It is known to provide an arrangement in which video or television images of a sporting event are embellished by displaying computer generated images within the video images so that for example, these are superimposed on a field of play. For example, advertisements or club emblems of teams which are playing each other in a football match, for example, can be superimposed on an image of the football pitch which is captured by a camera, so that it appears that the players are playing on top of the images of the emblems which are superimposed on the football pitch. In order to achieve an effect wherein a computer generated image is superimposed on an image of a particular sports field, it is known to calibrate an image produced by the camera with respect to a model representing that image.
The term model as used herein will be used to designate a simulated representation of an object, which has a planar surface, such as a field of play from which images of that field of play are to be captured using a camera.
As disclosed in an article entitled “Flexible Calibration by Viewing a Plane from Unknown Orientations” by Zhengyou Zhang published in 1999 in ICCV, volume1, page 666, there is disclosed a method of self-calibration in which, a camera is moved in a static scene, and a rigidity of the scene provides two constraints on the camera's internal parameters from one camera displacement by using image information alone. The self-calibration is in contrast to photo-grammetric calibration in which a calibration object whose geometry in 3-D space is known with very good precision. The article discloses an arrangement for translating points within a model and points within the image so that points within the model can be mapped to the image and vice versa.
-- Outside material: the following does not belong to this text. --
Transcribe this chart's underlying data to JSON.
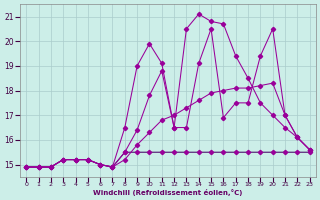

However, the disclosed technique requires that a pattern be attached to planar surface of the image, which is captured before an estimation of five intrinsic parameters can be generated in order to translate between the model and the image.
Improvements in or relating to a process in which features or effects within a model can be represented within an image in a plane of a field of view such as a sporting field of play represent a technical problem particularly, for example when the translation is performed in real time.